Hitachi Unveils Roving Security Robot

Hitachi is working on an R2D2-like security robot on wheels that can map out its surroundings using infrared sensors and a camera to detect missing items, suspicious packages and intruders.

The 22-inch tall robot, which looks like a trash can and is reminiscent of the small, beeping robot in "Star Wars," has a swiveling camera that protrudes like a periscope, enabling it to watch for suspicious changes in the landscape and send photos to a guard, Hitachi said Tuesday.

The Japanese electronics maker has no commercial product plans so far but believes the roving robot, which can figure out the best route to a spot on its own, is better than the stationary cameras now common for security, researcher Toshio Moriya said.

The prototype, which has a laptop aboard with a wireless connection, still has plenty of hurdles to clear, such as prolonging battery life, company officials said. And it can't dodge obstacles or recognize things smaller than a coke bottle.
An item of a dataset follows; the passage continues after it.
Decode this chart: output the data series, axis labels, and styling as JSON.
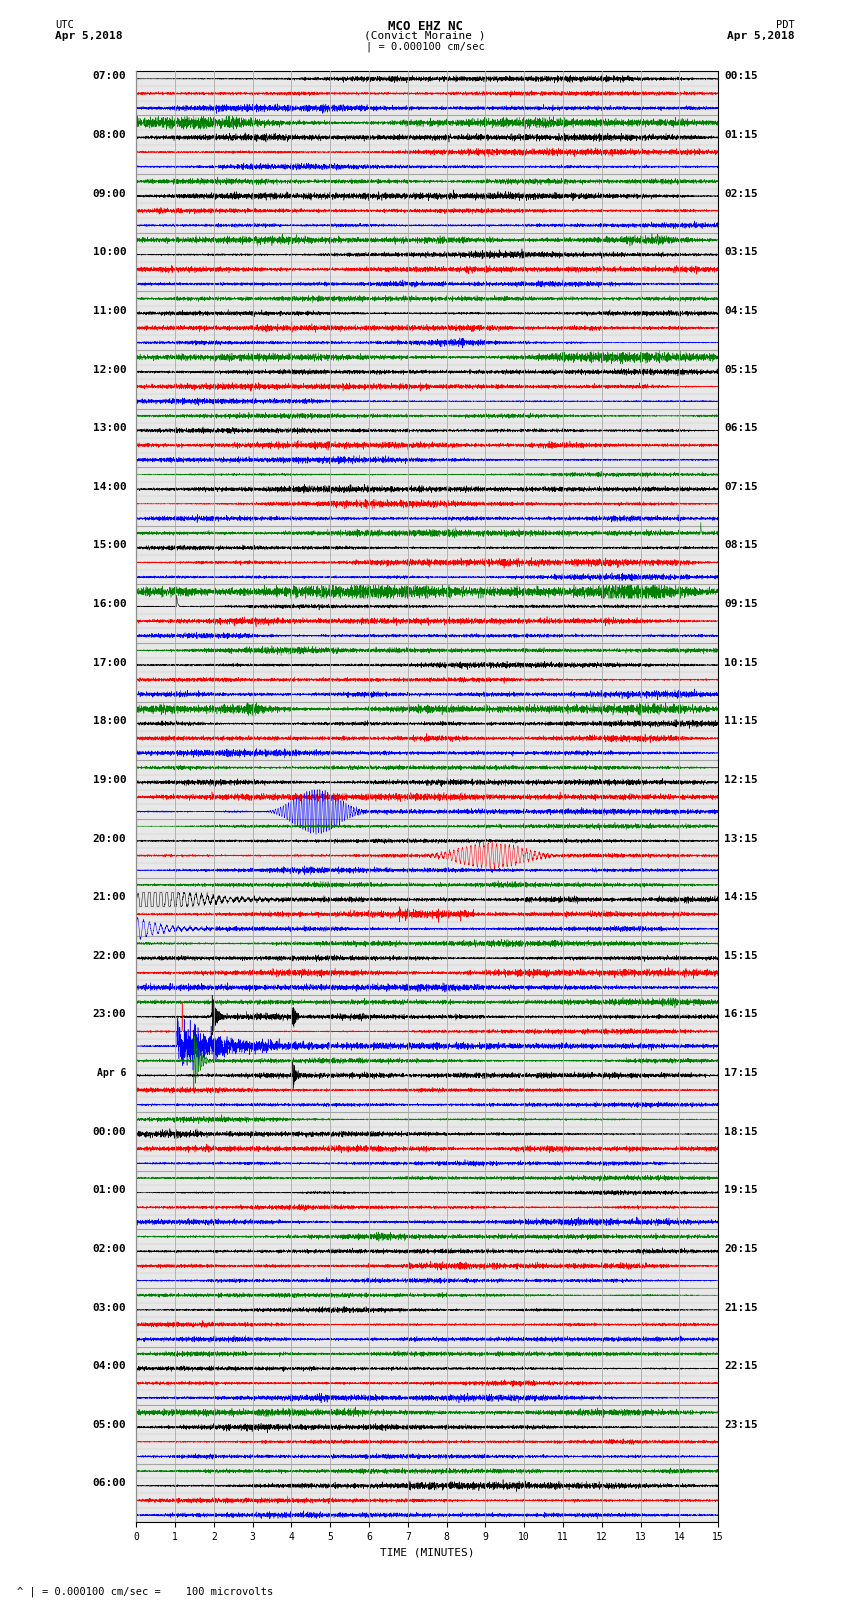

Tokyo-based Hitachi didn't even show the robot to reporters, saying it was being upgraded. Shown instead were video clips of the machine scuttling around an office like a vacuum cleaner.

Various universities and companies, including Japanese automaker Honda Motor Co., have created and displayed robots that recognize its location and movements.

But many such robots require marks on the floor to pick up on its cameras. Another way robots figure out where they are is by global position system, using satellites.